Newsman: More than 1 million people demonstrated across France on Thursday against pension reforms. About 24% of teachers walked off the job in primary and middle schools on Thursday, and 15% in high schools, according to the Education Ministry’s official statement.
Unions called for new nationwide strikes and protests next week. The call for new nationwide strike led violence erupted in some places. The heavy wooden door of the elegant Bordeaux City Hall was set afire and quickly destroyed Thursday evening by a member of an unauthorized demonstration, the Sud Ouest newspaper said.
Violence, a recurring issue at protests, has intensified in recent days. Interior Minister Gerald Darmanin said that 12,000 security forces were in the French streets Thursday, with 5,000 in Paris,
In Paris, street battles between police and black-clad, masked groups who attacked at least two fast food restaurants, a supermarket and a bank reflected intensifying violence and drew attention away from the tens of thousands of peaceful marchers.
At Paris’ Gare de Lyon train station, several hundred strikers walked on railway tracks to prevent trains from moving, brandishing flares and chanting “and we will go, and we will go until withdrawal” and “Macron, go away.”
In the northern suburbs of Paris, several dozen union members blocked a bus depot in Pantin, preventing about 200 vehicles from getting out during rush hour.
Police used tear gas to disperse rioters as pelted and charged multiple times by Molotov cocktails, objects and fireworks. A haze of tear gas fumes covered part of the Place de l’Opera, where demonstrators converged at the march’s end. Interior Minister Darmanin said radicals numbered some 1,500.
Building on strong turnout, unions swiftly called for new protests and strikes on Tuesday coinciding with King Charles III’s planned visit to France.the British king is scheduled to visit Bordeaux on the second day of his trip to France.
Violence marred other marches, notably in the western cities of Nantes, Rennes and Lorient — where an administrative building was attacked and the courtyard of the police station was set afire and its windows broken — and in Lyon, in the southeast.
The Interior Ministry said the march in Paris — blemished by violence, as were numerous marches elsewhere —drew 119,000 people, which was a record for the capital during the pension protests. Nationwide, more than a million people joined protest marches held in cities and towns around the country Thursday, the ministry said.
Interior Minister Gerald Darmanin, visiting police headquarters Thursday night as fires still burned in some Paris neighborhoods, gave assurance that security “poses no problem” and the British monarch will be “welcomed and welcomed well.”

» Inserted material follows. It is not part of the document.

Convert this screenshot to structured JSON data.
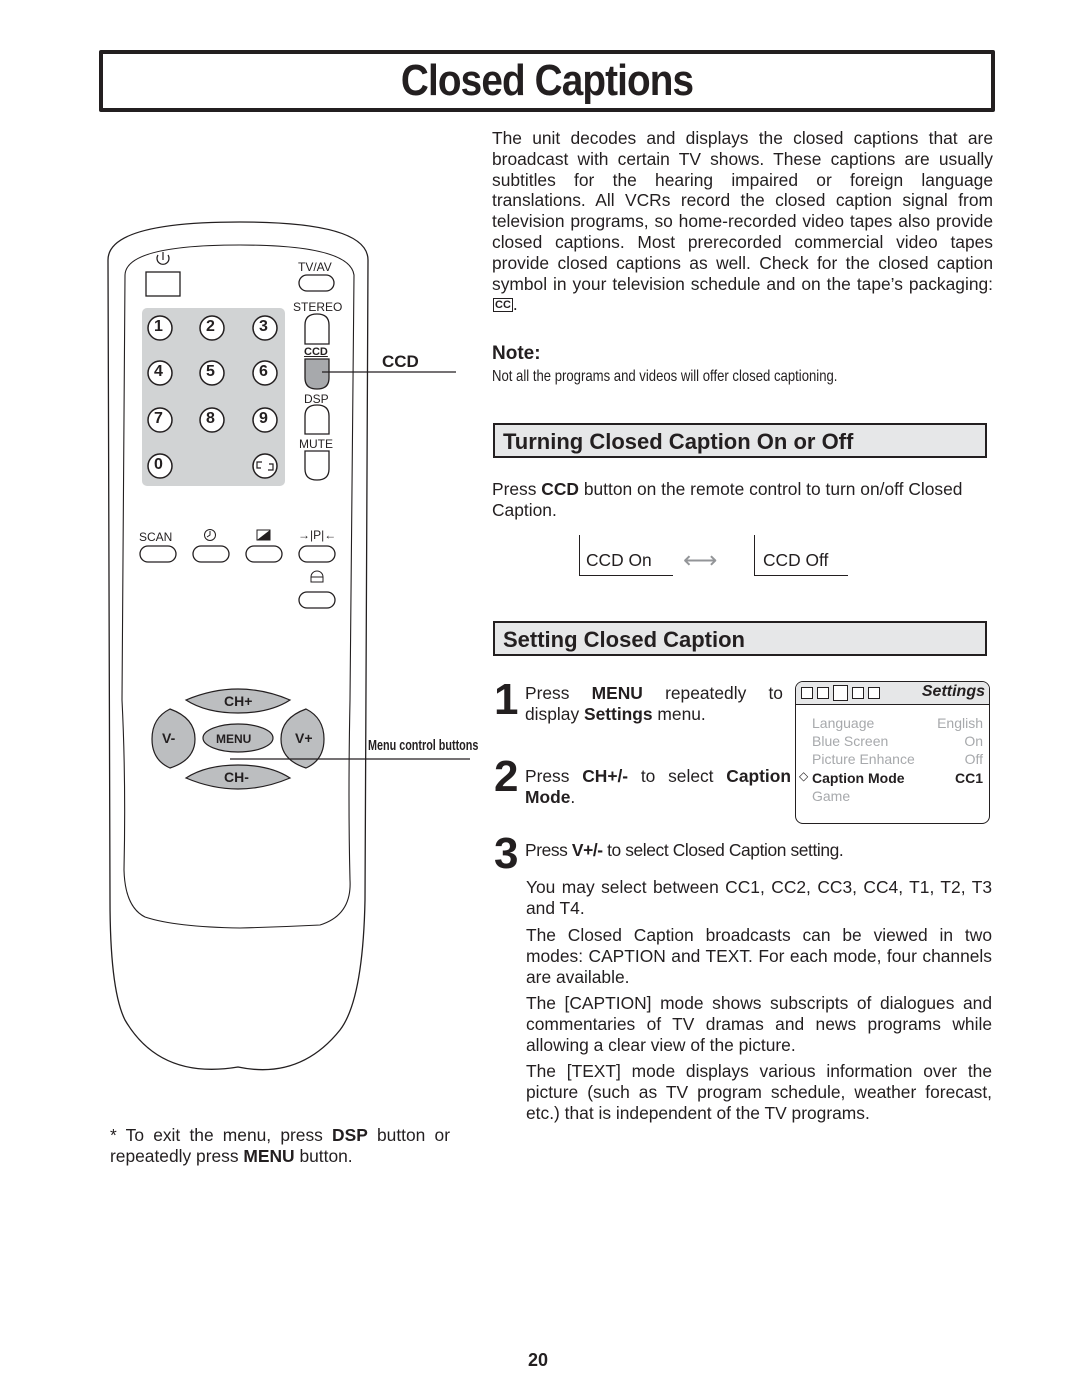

He said there was “enormous degrading” of public buildings and commerce Thursday, “far more important than in precedent demonstrations.”

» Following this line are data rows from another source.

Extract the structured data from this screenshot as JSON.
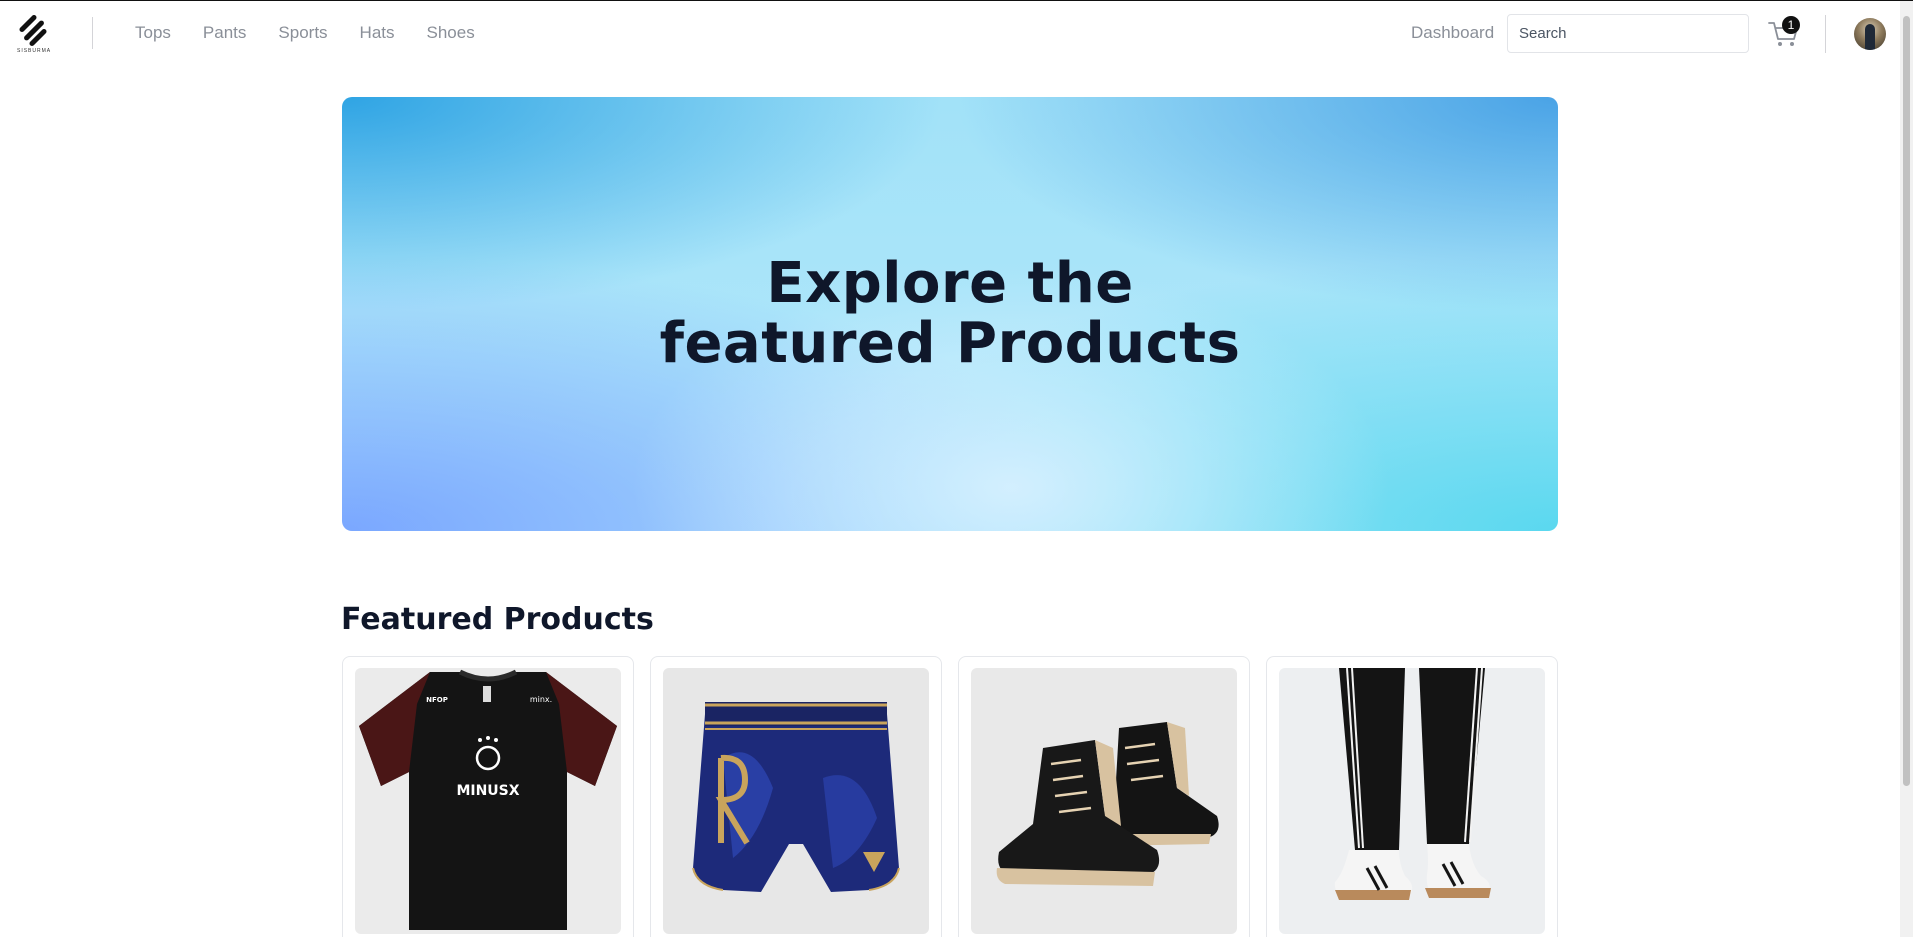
{
  "brand": {
    "name": "SISBURMA"
  },
  "nav": {
    "items": [
      {
        "label": "Tops"
      },
      {
        "label": "Pants"
      },
      {
        "label": "Sports"
      },
      {
        "label": "Hats"
      },
      {
        "label": "Shoes"
      }
    ],
    "dashboard_label": "Dashboard"
  },
  "search": {
    "placeholder": "Search",
    "value": ""
  },
  "cart": {
    "count": "1",
    "icon": "cart-icon"
  },
  "hero": {
    "line1": "Explore the",
    "line2": "featured Products"
  },
  "featured": {
    "title": "Featured Products",
    "products": [
      {
        "image": "black jersey shirt",
        "shirt_text": "MINUSX",
        "left_tag": "NFOP",
        "right_tag": "minx."
      },
      {
        "image": "blue muay thai shorts"
      },
      {
        "image": "black and tan boxing shoes"
      },
      {
        "image": "black track pants with white sneakers"
      }
    ]
  },
  "colors": {
    "nav_text": "#8a8f98",
    "heading": "#0f172a",
    "hero_accent": "#a2e2f8"
  }
}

“There are troublemakers, often extreme left, who want to take down the state and kill police and ultimately take over the institutions,” the minister said.
The demonstrations were held a day after Macron further angered his critics by standing strong on the retirement bill that his government forced through parliament without a vote.

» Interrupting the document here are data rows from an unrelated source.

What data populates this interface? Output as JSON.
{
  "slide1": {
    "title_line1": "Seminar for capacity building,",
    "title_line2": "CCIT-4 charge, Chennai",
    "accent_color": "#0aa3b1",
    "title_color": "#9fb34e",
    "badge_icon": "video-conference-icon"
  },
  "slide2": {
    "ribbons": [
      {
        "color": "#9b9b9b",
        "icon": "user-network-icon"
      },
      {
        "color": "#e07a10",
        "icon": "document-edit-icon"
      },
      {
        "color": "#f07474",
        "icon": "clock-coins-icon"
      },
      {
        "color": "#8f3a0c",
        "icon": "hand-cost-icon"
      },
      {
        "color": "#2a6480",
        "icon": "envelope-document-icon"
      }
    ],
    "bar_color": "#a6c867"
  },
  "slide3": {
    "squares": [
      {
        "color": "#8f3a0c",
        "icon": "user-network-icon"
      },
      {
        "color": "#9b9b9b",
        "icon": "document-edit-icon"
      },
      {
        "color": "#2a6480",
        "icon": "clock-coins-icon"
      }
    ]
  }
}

“While the (president) tries to turn the page, this social and union movement … confirms the determination of the world of workers and youth to obtain the withdrawal of the reform,” the eight unions organizing protests said in a statement. It called for localized action this weekend and new nationwide strikes and protests Tuesday.
Strikes upended travel as protesters blockaded train stations, Charles de Gaulle Airport in Paris, refineries and ports.
Polls say most French oppose President Emmanuel Macron’s bill to increase the retirement age from 62 to 64, which he says is necessary to keep the system afloat.
Thursday’s nationwide protests were the ninth union-organized demonstrations since January, when opponents still hoped that parliament would reject Macron’s measure to raise the retirement age. But the government forced it through using a special constitutional measure.